MotoGP Sepang, Dovizioso ‘cucina’ tutti: “Vincere è un obbligo”

Andrea Dovizioso a Sepang
Andrea Dovizioso a Sepang (©Getty Images)

Andrea Dovizioso vince il GP della Malesia e conquista il suo secondo in carriera nella MotoGP, dopo la vittoria nel 2009 a Donington. Al termine di una delle più belle gare del Motomondiale 2016 il pilota forlivese regala il secondo trionfo stagionale alla Ducati.
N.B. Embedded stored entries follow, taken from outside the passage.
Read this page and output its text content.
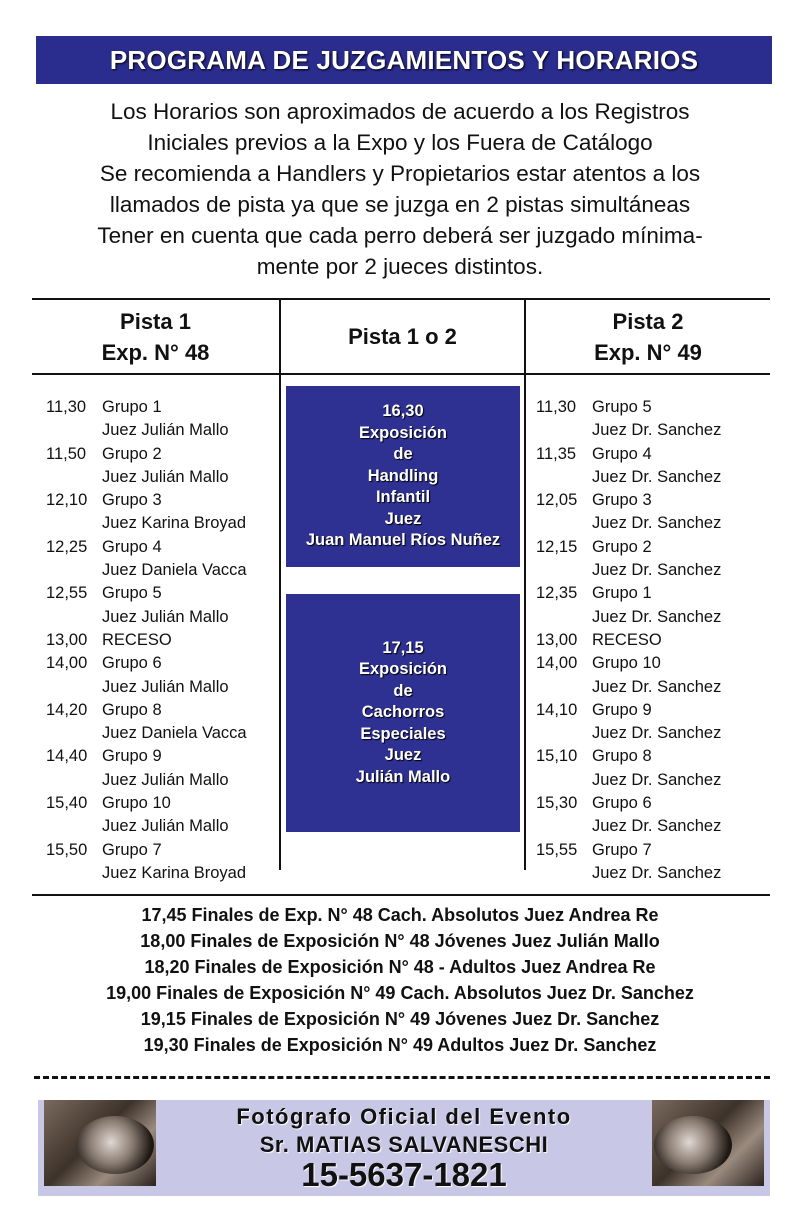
PROGRAMA DE JUZGAMIENTOS Y HORARIOS
Los Horarios son aproximados de acuerdo a los Registros
Iniciales previos a la Expo y los Fuera de Catálogo
Se recomienda a Handlers y Propietarios estar atentos a los
llamados de pista ya que se juzga en 2 pistas simultáneas
Tener en cuenta que cada perro deberá ser juzgado mínima-
mente por 2 jueces distintos.
Pista 1
Exp. N° 48
Pista 1 o 2
Pista 2
Exp. N° 49
11,30 Grupo 1
Juez Julián Mallo
11,50 Grupo 2
Juez Julián Mallo
12,10 Grupo 3
Juez Karina Broyad
12,25 Grupo 4
Juez Daniela Vacca
12,55 Grupo 5
Juez Julián Mallo
13,00 RECESO
14,00 Grupo 6
Juez Julián Mallo
14,20 Grupo 8
Juez Daniela Vacca
14,40 Grupo 9
Juez Julián Mallo
15,40 Grupo 10
Juez Julián Mallo
15,50 Grupo 7
Juez Karina Broyad
11,30 Grupo 5
Juez Dr. Sanchez
11,35 Grupo 4
Juez Dr. Sanchez
12,05 Grupo 3
Juez Dr. Sanchez
12,15 Grupo 2
Juez Dr. Sanchez
12,35 Grupo 1
Juez Dr. Sanchez
13,00 RECESO
14,00 Grupo 10
Juez Dr. Sanchez
14,10 Grupo 9
Juez Dr. Sanchez
15,10 Grupo 8
Juez Dr. Sanchez
15,30 Grupo 6
Juez Dr. Sanchez
15,55 Grupo 7
Juez Dr. Sanchez
16,30
Exposición
de
Handling
Infantil
Juez
Juan Manuel Ríos Nuñez
17,15
Exposición
de
Cachorros
Especiales
Juez
Julián Mallo
17,45 Finales de Exp. N° 48 Cach. Absolutos Juez Andrea Re
18,00 Finales de Exposición N° 48 Jóvenes Juez Julián Mallo
18,20 Finales de Exposición N° 48 - Adultos Juez Andrea Re
19,00 Finales de Exposición N° 49 Cach. Absolutos Juez Dr. Sanchez
19,15 Finales de Exposición N° 49 Jóvenes Juez Dr. Sanchez
19,30 Finales de Exposición N° 49 Adultos Juez Dr. Sanchez
Fotógrafo Oficial del Evento
Sr. MATIAS SALVANESCHI
15-5637-1821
Una gara perfetta per il Dovi con pole, giro veloce e vittoria. Una gara che sicuramente ricorderà per tutta la vita… “Difficile da descrivere, ritornare alla vittoria dopo tanti anni è importante a livello sportivo e personale. All’ultimo giro ho pianto ed è stato difficilissimo continuare, ma era una sensazione stupenda, in Malesia su una delle mie piste preferite, gara perfetta, li ho cucinati tutti piano piano”, ha raccontato Andrea Dovizioso ai microfoni di Sky Sport.

L’asfalto bagnato ha contribuito alla vittoria della Rossa, che ha fatto prevalere tutta la sua potenza sul rettilineo, ma dimostra il grande lavoro che stanno portando avanti i tecnici di Borgo Panigale”Nell’acqua siamo molto competitivi, abbiamo sfruttato tutti i lati giusti della nostra moto, dopo aver firmato un nuovo contratto con Ducati vincere era importante, anche se so di avere piena fiducia, ma portare a casa la prima vittoria è sempre bello – ha ammesso il forlivese -. Vincere era quasi un obbligo imposto da questo mondo, in fondo si corre per questo. Io voglio giocarmi i campionati e spero di essere competitivo per il campionato”.

Giri dopo giro, lentamente, Andrea Dovizioso è riuscito a prendersi beffa di tutti i suoi avversari. Ma il successo di Sepang è stato importante soprattutto per cacciare via le nubi grige sulla sua reputazione di pilota: “Quando non vinci è pesante, questo mondo ti schiaccia, quindi a livello personale è stato difficile gestire queste ultime stagioni. Questa vittoria è una soddisfazione personale… Dedico la vittoria alla mia famiglia, alla Ducati, ai fans, alla mia mamma, alla mia fidanzata, alla mia bimba e a mio padre”.